PORTLAND — This November, Edward Suslovic is looking to break a curse.
Suslovic, a former state representative who has served two nonconsecutive terms as a city councilor, has never won a re-election campaign.
To do so, he will have to ward off a challenge from a political unknown, Gregory Blouin, a 40-year-old laborer who has never before run for political office.
District 3 includes the neighborhoods south of Brighton Avenue and west of St. John Street. The City Council oversees a budget of $215.5 million and sets the bottom line on school spending.

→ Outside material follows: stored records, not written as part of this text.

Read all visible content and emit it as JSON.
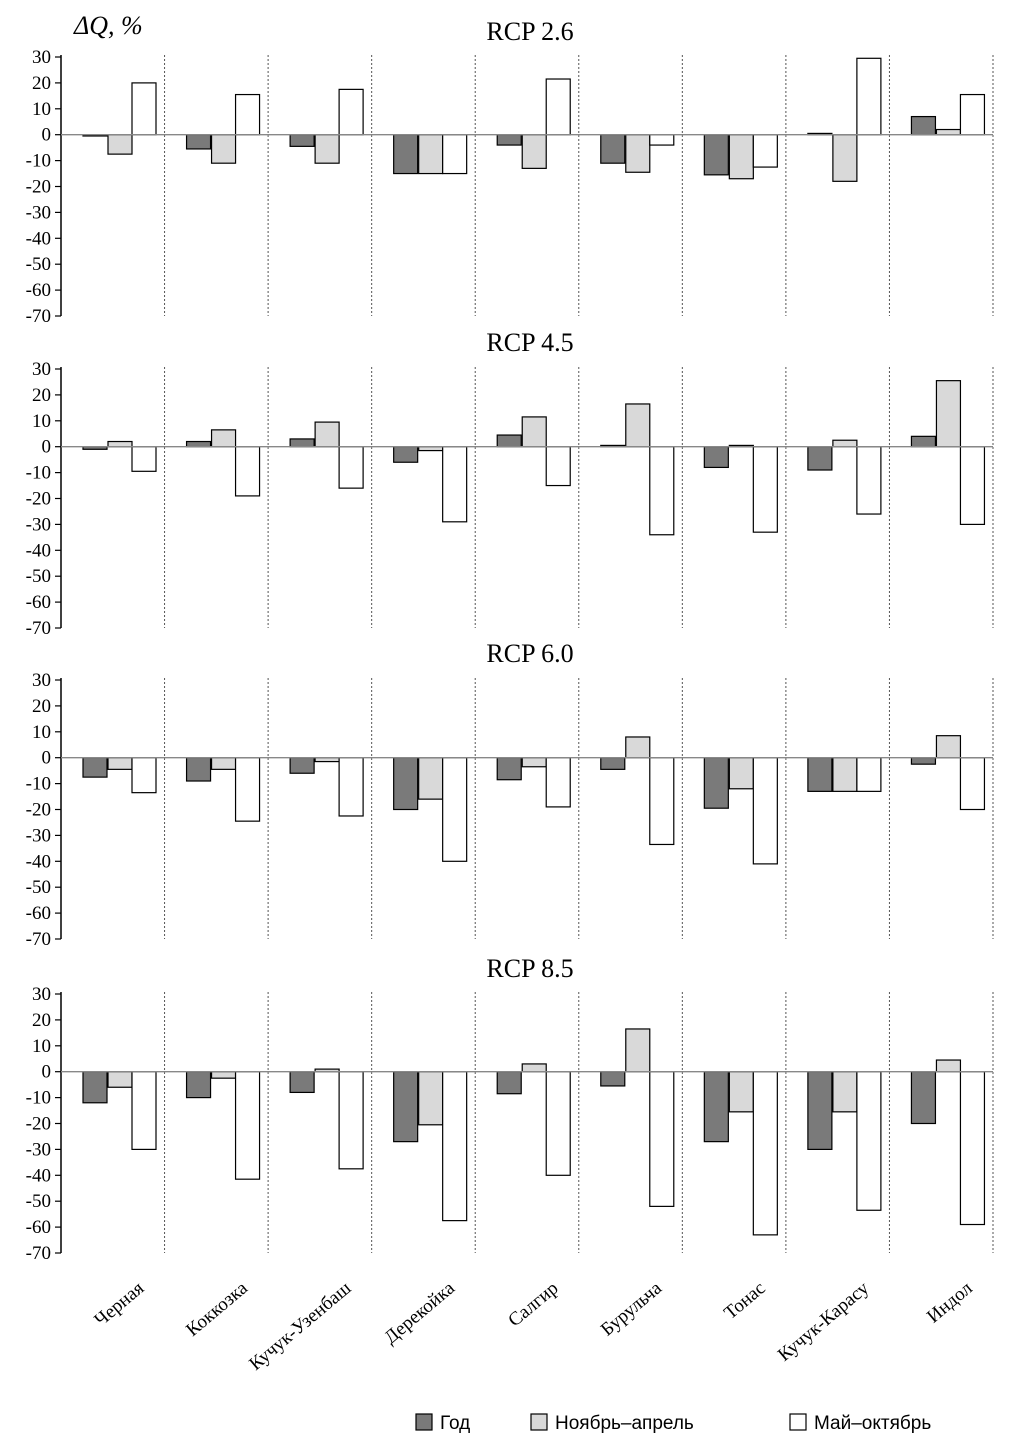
{
  "chart_data": {
    "type": "bar",
    "ylabel": "ΔQ, %",
    "ylim": [
      -70,
      30
    ],
    "yticks": [
      30,
      20,
      10,
      0,
      -10,
      -20,
      -30,
      -40,
      -50,
      -60,
      -70
    ],
    "categories": [
      "Черная",
      "Коккозка",
      "Кучук-Узенбаш",
      "Дерекойка",
      "Салгир",
      "Бурульча",
      "Тонас",
      "Кучук-Карасу",
      "Индол"
    ],
    "series_names": [
      "Год",
      "Ноябрь–апрель",
      "Май–октябрь"
    ],
    "colors": {
      "year": "#7a7a7a",
      "winter": "#d9d9d9",
      "summer": "#ffffff",
      "stroke": "#000000",
      "divider": "#555555"
    },
    "panels": [
      {
        "title": "RCP 2.6",
        "series": [
          {
            "name": "Год",
            "values": [
              -0.5,
              -5.5,
              -4.5,
              -15,
              -4,
              -11,
              -15.5,
              0.5,
              7
            ]
          },
          {
            "name": "Ноябрь–апрель",
            "values": [
              -7.5,
              -11,
              -11,
              -15,
              -13,
              -14.5,
              -17,
              -18,
              2
            ]
          },
          {
            "name": "Май–октябрь",
            "values": [
              20,
              15.5,
              17.5,
              -15,
              21.5,
              -4,
              -12.5,
              29.5,
              15.5
            ]
          }
        ]
      },
      {
        "title": "RCP 4.5",
        "series": [
          {
            "name": "Год",
            "values": [
              -1,
              2,
              3,
              -6,
              4.5,
              0.5,
              -8,
              -9,
              4
            ]
          },
          {
            "name": "Ноябрь–апрель",
            "values": [
              2,
              6.5,
              9.5,
              -1.5,
              11.5,
              16.5,
              0.5,
              2.5,
              25.5
            ]
          },
          {
            "name": "Май–октябрь",
            "values": [
              -9.5,
              -19,
              -16,
              -29,
              -15,
              -34,
              -33,
              -26,
              -30
            ]
          }
        ]
      },
      {
        "title": "RCP 6.0",
        "series": [
          {
            "name": "Год",
            "values": [
              -7.5,
              -9,
              -6,
              -20,
              -8.5,
              -4.5,
              -19.5,
              -13,
              -2.5
            ]
          },
          {
            "name": "Ноябрь–апрель",
            "values": [
              -4.5,
              -4.5,
              -1.5,
              -16,
              -3.5,
              8,
              -12,
              -13,
              8.5
            ]
          },
          {
            "name": "Май–октябрь",
            "values": [
              -13.5,
              -24.5,
              -22.5,
              -40,
              -19,
              -33.5,
              -41,
              -13,
              -20
            ]
          }
        ]
      },
      {
        "title": "RCP 8.5",
        "series": [
          {
            "name": "Год",
            "values": [
              -12,
              -10,
              -8,
              -27,
              -8.5,
              -5.5,
              -27,
              -30,
              -20
            ]
          },
          {
            "name": "Ноябрь–апрель",
            "values": [
              -6,
              -2.5,
              1,
              -20.5,
              3,
              16.5,
              -15.5,
              -15.5,
              4.5
            ]
          },
          {
            "name": "Май–октябрь",
            "values": [
              -30,
              -41.5,
              -37.5,
              -57.5,
              -40,
              -52,
              -63,
              -53.5,
              -59
            ]
          }
        ]
      }
    ],
    "legend": {
      "position": "bottom-right",
      "entries": [
        "Год",
        "Ноябрь–апрель",
        "Май–октябрь"
      ]
    }
  }
}
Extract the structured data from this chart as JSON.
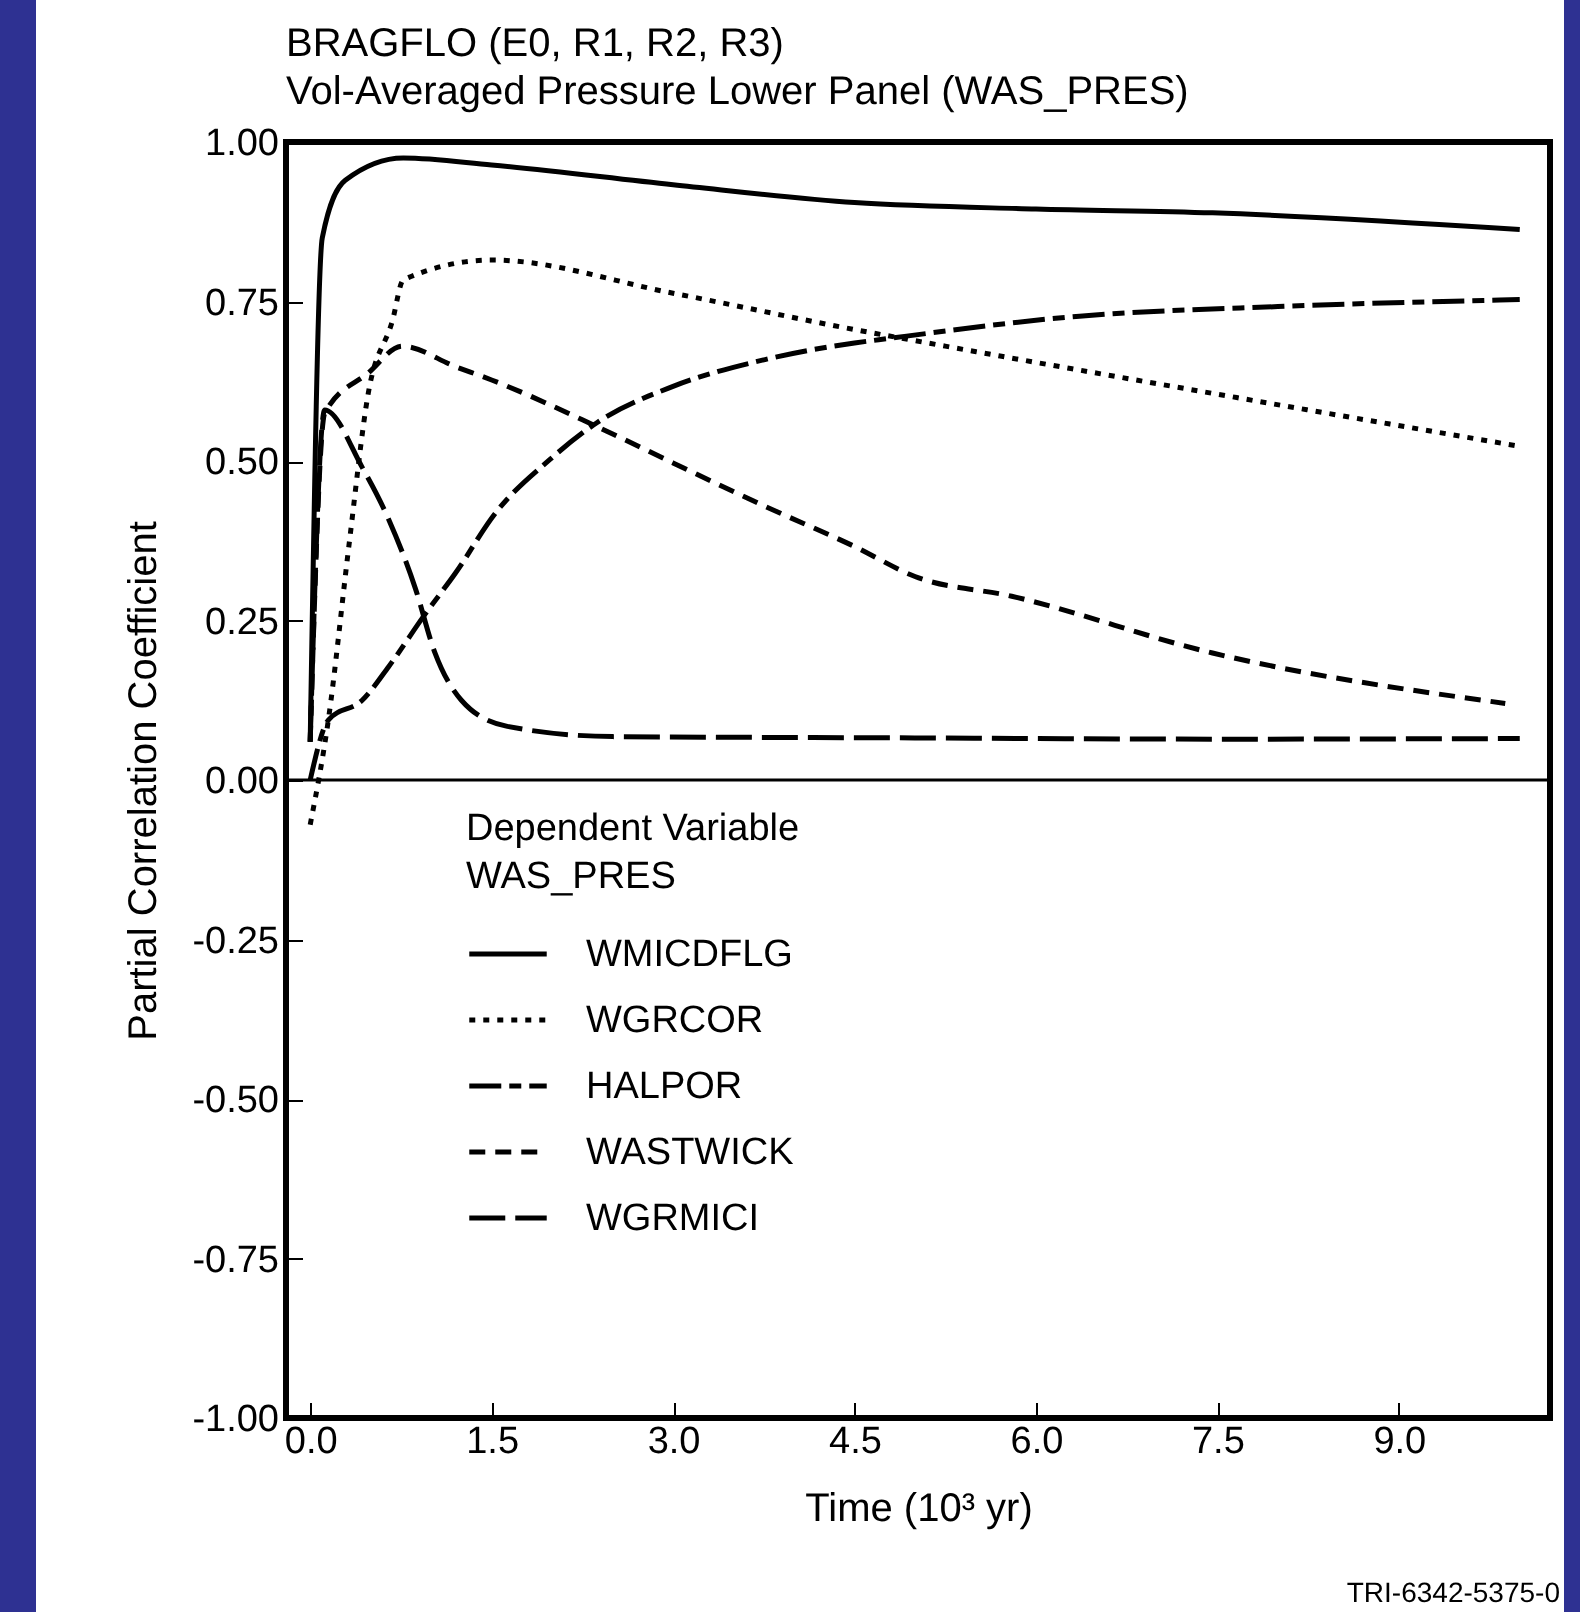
{
  "chart_data": {
    "type": "line",
    "title": "BRAGFLO (E0, R1, R2, R3)",
    "subtitle": "Vol-Averaged Pressure Lower Panel (WAS_PRES)",
    "xlabel": "Time (10³ yr)",
    "ylabel": "Partial Correlation Coefficient",
    "legend_title": "Dependent Variable\nWAS_PRES",
    "annotations": [
      "TRI-6342-5375-0"
    ],
    "xlim": [
      -0.2,
      10.25
    ],
    "ylim": [
      -1,
      1
    ],
    "xticks": [
      {
        "value": 0,
        "label": "0.0"
      },
      1.5,
      {
        "value": 3,
        "label": "3.0"
      },
      4.5,
      {
        "value": 6,
        "label": "6.0"
      },
      7.5,
      {
        "value": 9,
        "label": "9.0"
      }
    ],
    "yticks": [
      {
        "value": -1,
        "label": "-1.00"
      },
      -0.75,
      {
        "value": -0.5,
        "label": "-0.50"
      },
      -0.25,
      {
        "value": 0,
        "label": "0.00"
      },
      0.25,
      {
        "value": 0.5,
        "label": "0.50"
      },
      0.75,
      {
        "value": 1,
        "label": "1.00"
      }
    ],
    "grid": false,
    "legend": "bottom left",
    "marker": "none",
    "ref_lines": [
      {
        "axis": "y",
        "value": 0,
        "color": "#000000",
        "line_style": "solid"
      }
    ],
    "series": [
      {
        "name": "WMICDFLG",
        "color": "#000000",
        "line_style": "solid",
        "x": [
          0,
          0.1,
          0.29,
          0.77,
          1.5,
          3.0,
          4.5,
          6.0,
          7.46,
          10.0
        ],
        "values": [
          0.06,
          0.85,
          0.94,
          0.975,
          0.964,
          0.933,
          0.905,
          0.895,
          0.889,
          0.863
        ]
      },
      {
        "name": "WGRCOR",
        "color": "#000000",
        "line_style": "dotted",
        "x": [
          0,
          0.15,
          0.32,
          0.48,
          0.68,
          0.77,
          1.5,
          3.0,
          4.5,
          5.25,
          7.46,
          10.0
        ],
        "values": [
          -0.07,
          0.094,
          0.367,
          0.606,
          0.72,
          0.784,
          0.815,
          0.763,
          0.706,
          0.68,
          0.606,
          0.523
        ]
      },
      {
        "name": "HALPOR",
        "color": "#000000",
        "line_style": "dashed",
        "x": [
          0,
          0.15,
          0.43,
          0.65,
          0.95,
          1.2,
          1.53,
          1.98,
          2.37,
          3.0,
          3.76,
          4.5,
          4.7,
          6.36,
          8.0,
          10.0
        ],
        "values": [
          0,
          0.094,
          0.125,
          0.178,
          0.26,
          0.324,
          0.418,
          0.502,
          0.56,
          0.617,
          0.659,
          0.685,
          0.69,
          0.727,
          0.742,
          0.753
        ]
      },
      {
        "name": "WASTWICK",
        "color": "#000000",
        "line_style": "dashed",
        "x": [
          0,
          0.12,
          0.48,
          0.76,
          1.2,
          1.5,
          2.37,
          3.0,
          3.76,
          4.5,
          5.0,
          5.8,
          7.46,
          9.88
        ],
        "values": [
          0.06,
          0.575,
          0.638,
          0.68,
          0.648,
          0.627,
          0.554,
          0.497,
          0.429,
          0.366,
          0.319,
          0.288,
          0.199,
          0.12
        ]
      },
      {
        "name": "WGRMICI",
        "color": "#000000",
        "line_style": "dashed",
        "x": [
          0,
          0.12,
          0.43,
          0.65,
          0.87,
          1.03,
          1.25,
          1.63,
          2.5,
          5.0,
          7.5,
          10.0
        ],
        "values": [
          0.06,
          0.58,
          0.49,
          0.408,
          0.3,
          0.2,
          0.125,
          0.084,
          0.068,
          0.066,
          0.064,
          0.065
        ]
      }
    ]
  }
}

Blouin is the son of state Sen. John Patrick, D-Rumford. His motivation to seek a seat on the council is to target wasteful spending, reduce the fees for adult athletic leagues and to be responsive to constituent concerns.
“I’m not the type of person to take things lying down – I will speak up,” he said.
Blouin contends that Suslovic, 53, has not been responsive to constituent concerns. As an example, he notes how his neighbor Janet Daigle has been regularly attending City Council meetings with a broken fence post that was destroyed by a city plow truck. She wants the city to pay for the damage.
Suslovic, meanwhile, touts his constituent work as a strength and his background as a community development consultant who guides developers outside of Portland in community engagement.
Highlighting efforts to engage the community as a councilor, Suslovic points to meetings he helped organize regarding the re-use of the Nathan Clifford School, which is poised to become market-rate housing; a roundabout planned at the intersection of Brighton Avenue and Falmouth and Deering streets; and the narrowing and restriping of outer Congress Street.
He is also working with the community to restore Capisic Pond as migratory bird habitat, rather than keeping it as a dumping ground for the city’s stormwater.
Suslovic has been at the center of several controversial issues in recent years, including a ban on panhandling in median strips, enacting a free speech buffer zone around an abortion clinic, an effort to ban plastic foam containers, and the sale of a portion of Congress Square Plaza.
Perhaps the biggest role he has taken on in the last year is scrutinizing the staffing and organization of the city’s fire department. He regularly points out that the city has more firefighters per capita than most communities and suggests the city should invest more on emergency medical services.
Meanwhile, the city could also stand to hire more police officers, he said, so they can enforce quality-of-life crimes such as graffiti, littering and panhandling. To do so, cuts will likely have to be made elsewhere in the city budget.
Blouin, however, believes Suslovic has an ax to grind with firefighters.
“I’d almost say it’s something personal,” Blouin said. The fire department is “something you don’t want to cut.”
Besides police and firefighters, Blouin said all other departments are candidates for funding cuts, since he doesn’t believe residents – particularly the elderly – can afford property tax increases.
His pet issue, however, is the fees that are charged for the adult recreation leagues such as softball. Those fees are among the highest in the country, he said, because the city contracts the scheduling out to a third party.
Blouin supports the legalization of marijuana, but Suslovic is wary the effort.
Suslovic said any initiative to legalize marijuana should be taken up at the state level, not local, so police are not put in the awkward position of ignoring state laws, which take precedence over local ordinances.